A former Bosnian Serb soldier was acquitted Thursday of charges he helped kill hundreds of Muslims during the Srebrenica genocide, just about a week before commemorations of the massacre's 20th anniversary.
Aleksandar Cvetkovic was tried by a Bosnian court.
Handing down judgement Judge Darko Samardzic said the evidence and witness statements "cast serious doubt on the prosecution's accusations... and where there is a doubt the court must rule in favour of the accused."
Almost 8,000 Muslim men and boys were slaughtered and buried in mass graves in Srebenica in mid-July 1995, by Bosnian Serb troops commanded by Ratko Mladic.
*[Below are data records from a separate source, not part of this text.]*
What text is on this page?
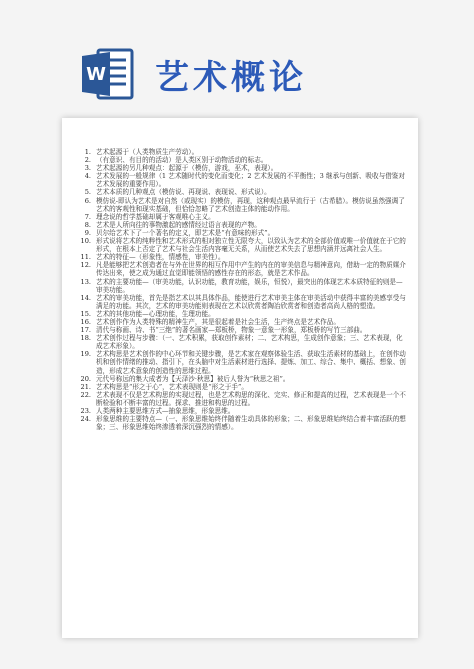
W 艺术概论
1. 艺术起源于（人类物质生产劳动）。
2. （有意识、有目的的活动）是人类区别于动物活动的标志。
3. 艺术起源的另几种观点：起源于（模仿，游戏，巫术，表现）。
4. 艺术发展的一般规律（1 艺术随时代的变化而变化；2 艺术发展的不平衡性；3 继承与创新、吸收与借鉴对艺术发展的重要作用）。
5. 艺术本质的几种观点（模仿说、再现说、表现说、形式说）。
6. 模仿说-即认为艺术是对自然（或现实）的模仿，再现，这种观点最早流行于（古希腊）。模仿说虽然强调了艺术的客观性和现实基础，但恰恰忽略了艺术创造主体的能动作用。
7. 理念说的哲学基础却属于客观唯心主义。
8. 艺术是人所向往的事物激起的感情经过语言表现的产物。
9. 贝尔给艺术下了一个著名的定义，即艺术是“有意味的形式”。
10. 形式说将艺术的纯粹性和艺术形式的相对独立性无限夸大，以致认为艺术的全部价值或唯一价值就在于它的形式，在根本上否定了艺术与社会生活内容毫无关系，从而使艺术失去了思想内涵并远离社会人生。
11. 艺术的特征—（形象性，情感性，审美性）。
12. 凡是能够把艺术创造者在与外在世界的相互作用中产生的内在的审美信息与精神意向，借助一定的物质媒介传达出来，使之成为通过直觉即能领悟的感性存在的形态，就是艺术作品。
13. 艺术的主要功能—（审美功能，认识功能，教育功能，娱乐，恒悦），最突出的体现艺术本质特征的则是—审美功能。
14. 艺术的审美功能，首先是指艺术以其具体作品，能使进行艺术审美主体在审美活动中获得丰富的美感享受与满足的功能。其次，艺术的审美功能则表现在艺术以欣赏者陶冶欣赏者和创造者高尚人格的塑造。
15. 艺术的其他功能—心理功能，生理功能。
16. 艺术创作作为人类特殊的精神生产，其是很起着是社会生活，生产终点是艺术作品。
17. 清代与称画、诗、书“三绝”的著名画家—郑板桥，物象一意象一形象，郑板桥的写竹三部曲。
18. 艺术创作过程与步骤：（一、艺术积累，获取创作素材；二、艺术构思，生成创作意象；三、艺术表现，化成艺术形象）。
19. 艺术构思是艺术创作的中心环节和关键步骤，是艺术家在观察体验生活、获取生活素材的基础上，在创作动机和创作情绪的推动、指引下，在头脑中对生活素材进行选择、提炼、加工、综合、集中、概括、想象、创造，形成艺术意象的创造性的思维过程。
20. 元代号称远的集大成者为【天泽沙·秋思】被后人誉为“秋思之祖”。
21. 艺术构思是“形之于心”，艺术表现则是“形之于手”。
22. 艺术表现不仅是艺术构思的实现过程，也是艺术构思的深化、完实、修正和提高的过程，艺术表现是一个不断检验和不断丰富的过程。探求、推进和构思的过程。
23. 人类两种主要思维方式—抽象思维，形象思维。
24. 形象思维的主要特点—（一、形象思维始终伴随着生动具体的形象；二、形象思维始终结合着丰富活跃的想象；三、形象思维始终渗透着深沉强烈的情感）。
The massacre -- which came towards the end of Bosnia's three-year civil war in which 100,000 people died -- was Europe's worst atrocity since World War II and has been labelled genocide by two international courts.
Bosnia is preparing to hold a commemorative ceremony at the Srebrenica memorial on July 11.
Prosecutors alleged Cvetkovic, 47, and other members of a notorious commando unit executed around 900 Muslims on a farm in Branjevo, about 70 kilometres (44 miles) north of Srebrenica on July 16, 1995.
Prosecutors used the testimony of a protected witness and another former member of the unit, Drazen Erdemovic, to build their case.
Erdemovic, who was convicted of war crimes and jailed in 1998, was the first Serb soldier convicted over Srebrenica.
Several other members of the unit convicted in 2013 of taking part in the Branjevo executions said that Cvetkovic drove them to the site of the killings, but that he himself did not take part in the shooting, the judge said.
Cvetkovic, an Israeli-Serb, was arrested in January 2011 in Israel and extradited to Bosania about two years later.